[Chronique de Christian Rioux] A world without children?

Let’s admit that for a Quebecer, the current debate in France on postponing the retirement age from 62 to 64 may seem distant. But there is one aspect for which it deserves our full attention.

As economists have pointed out, if the question of the balance of pension schemes arises so acutely in our countries, it is because the proportion between working people and pensioners has radically changed. If, in 1960, there were four active people in France to pay for the retirement of a retiree, today there are only 1.7. The longer the lifespan of citizens has lengthened, the more the birth rate has declined.

Not so long ago, France boasted of having the best birth rate in Europe. However, the country has just discovered with astonishment that it has never been so low since 1946. If it has not yet reached the rates of Germany or Italy, it nevertheless seems that it is be finished with the French exception.

Of course, as everywhere, this fall in the birth rate is largely due to the massive entry of women into the labor market and the long years of study which lead them to postpone the arrival of their first child. Of this, no one will complain. Only the poor are rich in their children, it is well known. But one would have to be deaf and blind not to see how radically the discourse on the birth rate has changed in recent years.

Victor Hugo wanted “to live in the city of the living / only in a house that a rumor of children / always makes lively and mad”. Postmodern society continues to view the child today as a burden. Isn’t that what you have to believe when hearing some people describe the hell that the responsibility of a family would have been for our parents? While the slogans ” no kids ” and ” childfree ” abound on social networks, it is up to who would redouble their radicalism to break “the taboo of motherhood” and put an end to the “injunction to be a mother”. As if it were not normal that, without imposing anything on anyone, a healthy society simply wishes to reproduce itself.

In a world of every man for himself, toddlers are no longer popular. Even they bother. Here they are described as hyperactive, suffering from ADHD or other “autism spectrum disorder”. Sick or not, they most often remain a problem. This is why large “progressive” companies offer their employees to freeze their eggs so that they do not have the indelicacy to burden themselves with a little brat in full career.

In 10 years, the number of vasectomies (celebrated on the Internet with the hashtag “couic couic hooray!” ») would have been multiplied by 10 in France. While the slightest obstacle to abortion brings millions of people to the streets—often with good reason—the very idea of ​​finding ways to help families have the second or third child they dream of triggers the ire of some media.

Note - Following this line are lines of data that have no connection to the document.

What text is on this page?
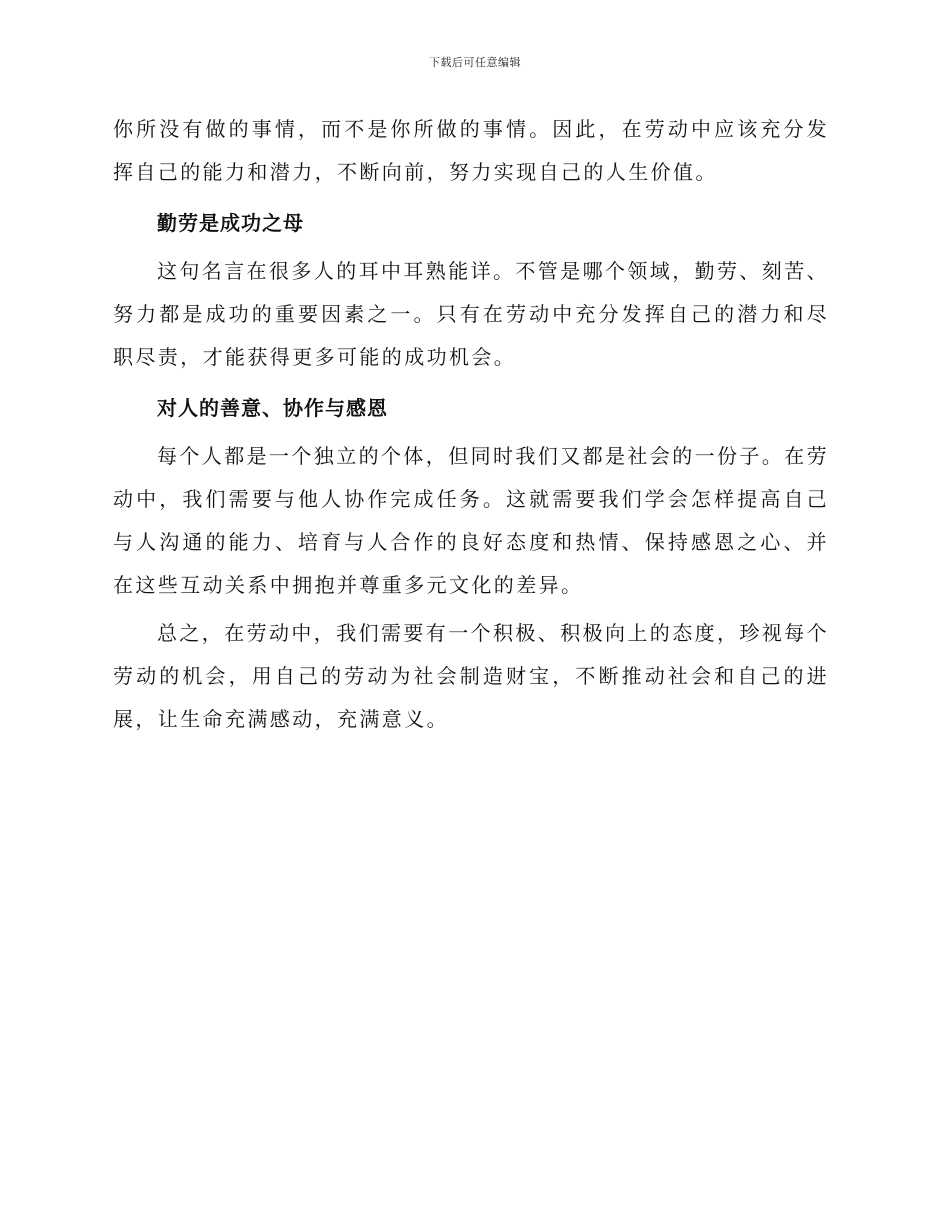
下载后可任意编辑

你所没有做的事情，而不是你所做的事情。因此，在劳动中应该充分发挥自己的能力和潜力，不断向前，努力实现自己的人生价值。

勤劳是成功之母

这句名言在很多人的耳中耳熟能详。不管是哪个领域，勤劳、刻苦、努力都是成功的重要因素之一。只有在劳动中充分发挥自己的潜力和尽职尽责，才能获得更多可能的成功机会。

对人的善意、协作与感恩

每个人都是一个独立的个体，但同时我们又都是社会的一份子。在劳动中，我们需要与他人协作完成任务。这就需要我们学会怎样提高自己与人沟通的能力、培育与人合作的良好态度和热情、保持感恩之心、并在这些互动关系中拥抱并尊重多元文化的差异。

总之，在劳动中，我们需要有一个积极、积极向上的态度，珍视每个劳动的机会，用自己的劳动为社会制造财宝，不断推动社会和自己的进展，让生命充满感动，充满意义。
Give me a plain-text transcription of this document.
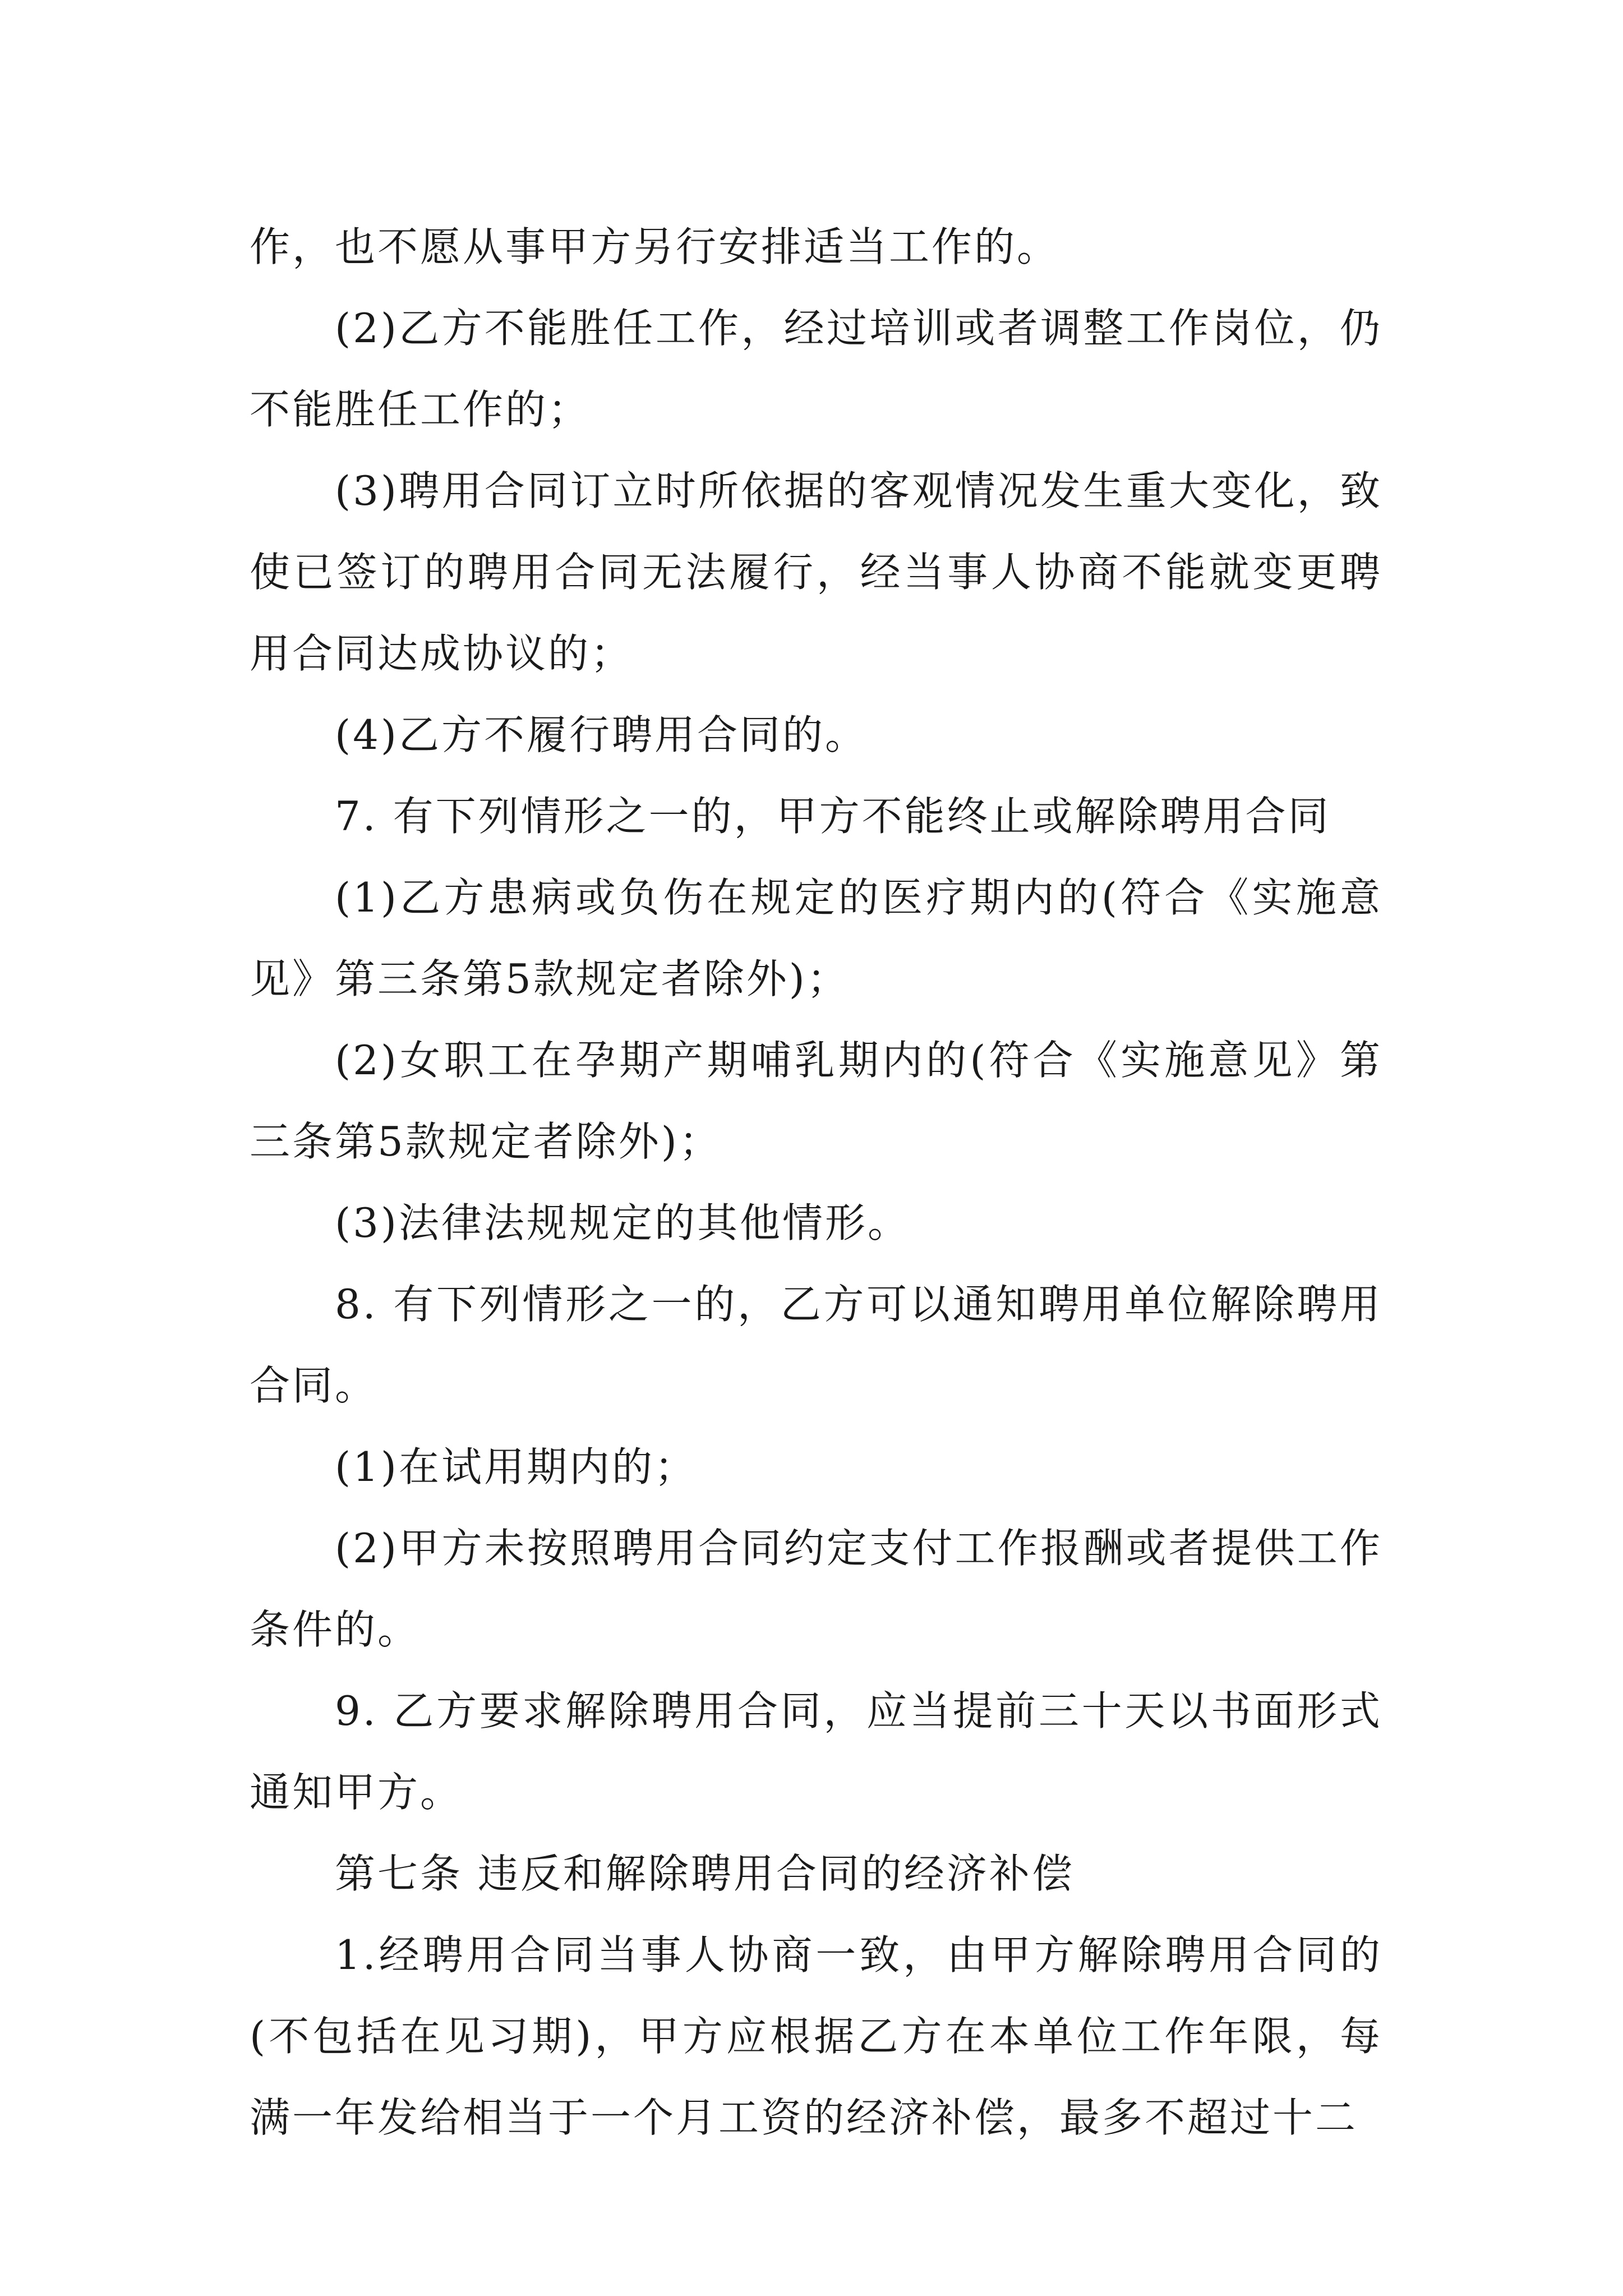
作，也不愿从事甲方另行安排适当工作的。

(2)乙方不能胜任工作，经过培训或者调整工作岗位，仍不能胜任工作的；

(3)聘用合同订立时所依据的客观情况发生重大变化，致使已签订的聘用合同无法履行，经当事人协商不能就变更聘用合同达成协议的；

(4)乙方不履行聘用合同的。

7. 有下列情形之一的，甲方不能终止或解除聘用合同

(1)乙方患病或负伤在规定的医疗期内的(符合《实施意见》第三条第5款规定者除外)；

(2)女职工在孕期产期哺乳期内的(符合《实施意见》第三条第5款规定者除外)；

(3)法律法规规定的其他情形。

8. 有下列情形之一的，乙方可以通知聘用单位解除聘用合同。

(1)在试用期内的；

(2)甲方未按照聘用合同约定支付工作报酬或者提供工作条件的。

9. 乙方要求解除聘用合同，应当提前三十天以书面形式通知甲方。

第七条 违反和解除聘用合同的经济补偿

1.经聘用合同当事人协商一致，由甲方解除聘用合同的(不包括在见习期)，甲方应根据乙方在本单位工作年限，每满一年发给相当于一个月工资的经济补偿，最多不超过十二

It is not surprising that those who dream of erasing all distinctions between the sexes consider motherhood with perplexity. Some ecologists do not hesitate to openly consider children as a nuisance by reducing them (after cattle) to the amount of CO2 they emit. No less than 58.6 tonnes on average per year, they say with the chilling precision of an entomologist dissecting a butterfly. What is an ecology worth that no longer marvels at the smile of a child?

Especially since this neo-Malthusianism is based on the absurd belief that we live in a closed universe with resources defined once and for all. This is what prehistoric men believed before they mastered fire, those of the Middle Ages before the steam engine, and ourselves before the computer revolution. This is also what the famous Club of Rome believed in the 1970s, which predicted the depletion of oil resources at the dawn of the 2000s and the collapse of the system under the weight of galloping demography. In 1968, based on the same arguments, the eminent professor Paul R. Ehrlich, of Stanford University, had considered inevitable a mass famine in the 1980s. Forty years later, hunger has never known a such a setback in the history of mankind.

Moreover, on a global scale, “the population explosion is behind us,” says demographer Hervé Le Bras. In some countries, the baby crash even succeeded the baby boom. In this context — and given the challenge posed to a welfare state by solidarity between generations — would it not be normal for the countries most affected to consider adopting pro-natalist policies? If only to keep their population levels afloat?

It was the writer GK Chesterton who described the arrival of a child as the first form of “openness to the other”, because no one ever knows what the little one to come will look like. We are already told of a world without men or women. Imagine the boredom of a world without children!